As we picked out our hamantaschen and ordered pea soup, we lamented about how tragic this recent loss of life is, how horrible the parents must feel, how terrible it is that our kids aren’t safe in our nation’s houses of “learning and enlightenment.”
The cashier couldn’t help breaking in. “What they should do is enact a law that holds parents responsible for the actions of their kids and jails them when their teenagers kill somebody.”
That got us going. Should — or can — a 15-year-old in severe mental pain, who had little adult guidance or support, really be held responsible for committing such a heinous act of emotional desperation? What blame should his teenage peers bear for either picking on him mercilessly or failing to stop their friends from tormenting him?
Didn’t any adult in the community either witness the teasing or recognize Charles “Andy” Williams’ pain? Shouldn’t some adult have stepped forward to help this mixed-up adolescent?
Don’t get me wrong. This is not an apologetic for Williams, the San Diego gunboy. Nor is it a call to absolve him of the guilt or punishment he must face for the rest of his life. Killing is wrong. And you had better learn that by the time you’re old enough to plan a murder and execute it.
But calls for punishment and revenge don’t satisfy. After Williams is locked away, our society really won’t be any healthier, safer or better.
As the iron bars clang shut behind another teenage criminal, and as the cries of the mourners are buried behind fresher headlines, we need to contemplate the societal conditions under which children kill children. We need to learn from this experience and do what we can to prevent such conditions from festering in our communities.
Political action insufficient
Those who believe that political action is the way to combat violence in America will launch public awareness campaigns or develop legislation that takes guns out of the hands of the masses, stiffens sentences for criminals or funds more social “prevention” programs to heal the ills that lead to violence. They deserve our praise and encouragement.
But these activists represent a small segment of our society. And their good work will not succeed unless they get grass roots help from parents and grandparents, who are most responsible for instilling our children — our nation’s future — with proper values.
The Jewish community takes tremendous pride in our investment to raise mensches — good, moral, kind people — and there are many lessons to learn from the San Diego shooting.
The one I took to heart is the need for parents to teach children to be kind to their peers — to not tease, insult or embarrass them.
Our tendency to excuse or overlook such regular “juvenile” behavior by reasoning that “kids will be kids” just doesn’t fly.

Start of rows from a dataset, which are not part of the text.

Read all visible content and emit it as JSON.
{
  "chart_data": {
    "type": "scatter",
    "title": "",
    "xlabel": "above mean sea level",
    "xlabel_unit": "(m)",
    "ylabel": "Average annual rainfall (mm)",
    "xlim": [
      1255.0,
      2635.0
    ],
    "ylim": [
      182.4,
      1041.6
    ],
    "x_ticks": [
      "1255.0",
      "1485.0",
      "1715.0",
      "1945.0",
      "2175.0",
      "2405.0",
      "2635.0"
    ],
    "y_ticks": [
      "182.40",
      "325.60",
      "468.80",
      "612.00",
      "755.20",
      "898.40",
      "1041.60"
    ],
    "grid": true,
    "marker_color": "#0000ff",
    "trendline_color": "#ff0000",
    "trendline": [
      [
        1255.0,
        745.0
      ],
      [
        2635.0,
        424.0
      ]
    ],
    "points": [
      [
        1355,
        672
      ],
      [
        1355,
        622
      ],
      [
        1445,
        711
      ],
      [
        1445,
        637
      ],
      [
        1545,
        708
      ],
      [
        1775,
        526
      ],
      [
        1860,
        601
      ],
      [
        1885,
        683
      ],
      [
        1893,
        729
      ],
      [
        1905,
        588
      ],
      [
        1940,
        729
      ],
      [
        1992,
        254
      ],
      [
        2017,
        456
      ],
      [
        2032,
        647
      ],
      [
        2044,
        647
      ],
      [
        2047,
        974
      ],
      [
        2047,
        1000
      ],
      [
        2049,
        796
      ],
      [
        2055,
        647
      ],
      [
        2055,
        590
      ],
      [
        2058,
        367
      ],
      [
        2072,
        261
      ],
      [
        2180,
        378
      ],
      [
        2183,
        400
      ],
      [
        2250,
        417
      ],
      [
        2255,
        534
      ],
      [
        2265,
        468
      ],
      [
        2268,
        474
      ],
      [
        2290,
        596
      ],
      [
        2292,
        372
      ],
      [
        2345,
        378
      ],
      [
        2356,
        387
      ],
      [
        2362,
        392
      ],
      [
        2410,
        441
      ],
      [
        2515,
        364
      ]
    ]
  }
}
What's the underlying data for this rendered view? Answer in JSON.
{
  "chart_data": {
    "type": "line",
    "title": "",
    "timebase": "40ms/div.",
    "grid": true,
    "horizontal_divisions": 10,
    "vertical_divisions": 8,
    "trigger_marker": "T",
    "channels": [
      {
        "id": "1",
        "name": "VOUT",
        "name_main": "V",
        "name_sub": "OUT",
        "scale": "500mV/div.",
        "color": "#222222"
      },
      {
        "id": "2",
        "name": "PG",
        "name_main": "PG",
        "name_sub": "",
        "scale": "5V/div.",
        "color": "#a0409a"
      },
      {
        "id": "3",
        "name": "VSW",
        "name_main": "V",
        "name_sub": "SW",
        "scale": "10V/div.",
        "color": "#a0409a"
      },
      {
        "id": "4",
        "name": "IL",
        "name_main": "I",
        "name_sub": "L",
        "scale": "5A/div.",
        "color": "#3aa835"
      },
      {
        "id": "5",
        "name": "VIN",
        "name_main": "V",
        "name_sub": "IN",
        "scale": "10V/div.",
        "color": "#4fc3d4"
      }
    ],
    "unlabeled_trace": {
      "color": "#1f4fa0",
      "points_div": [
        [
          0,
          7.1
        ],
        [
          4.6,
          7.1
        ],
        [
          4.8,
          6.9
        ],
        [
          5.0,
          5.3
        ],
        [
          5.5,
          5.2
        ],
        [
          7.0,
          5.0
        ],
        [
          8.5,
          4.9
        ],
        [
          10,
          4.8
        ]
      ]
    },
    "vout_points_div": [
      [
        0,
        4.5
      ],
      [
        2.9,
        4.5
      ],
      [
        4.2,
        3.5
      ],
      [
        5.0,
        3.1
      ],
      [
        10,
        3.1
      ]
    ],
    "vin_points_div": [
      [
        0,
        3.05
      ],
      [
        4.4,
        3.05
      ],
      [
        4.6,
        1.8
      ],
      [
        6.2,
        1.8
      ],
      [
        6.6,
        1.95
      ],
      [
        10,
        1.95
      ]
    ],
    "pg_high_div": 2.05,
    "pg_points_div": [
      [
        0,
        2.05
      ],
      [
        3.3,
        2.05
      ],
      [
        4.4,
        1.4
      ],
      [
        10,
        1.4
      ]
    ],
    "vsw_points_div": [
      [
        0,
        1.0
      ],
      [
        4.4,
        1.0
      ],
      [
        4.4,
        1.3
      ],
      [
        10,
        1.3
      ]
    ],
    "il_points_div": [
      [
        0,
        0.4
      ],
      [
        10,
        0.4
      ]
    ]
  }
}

Meanness hurts. It crumbles self-esteem and can destroy young lives.
As I think about the conditions surrounding Williams, an age-old Jewish teaching comes crashing back to me: “Embarrassing a fellow human being is like killing him.”
Our rabbis tell us to look into the face of someone who’s being embarrassed. It reddens. From the blood being spilled from the victim’s heart and soul.
As adults, we must redouble our efforts to teach our — and when necessary, our neighbors’ — children the need to care for the feelings of others. We must intervene when we witness kids being cruel to kids and take responsibility for helping a needy youth heal.
This may not help stop school shootings. But it may lend some positive meaning to the tragic loss of Bryan, Randy — and Andy.
Jacob Schreiber is editor of the Atlanta Jewish Times.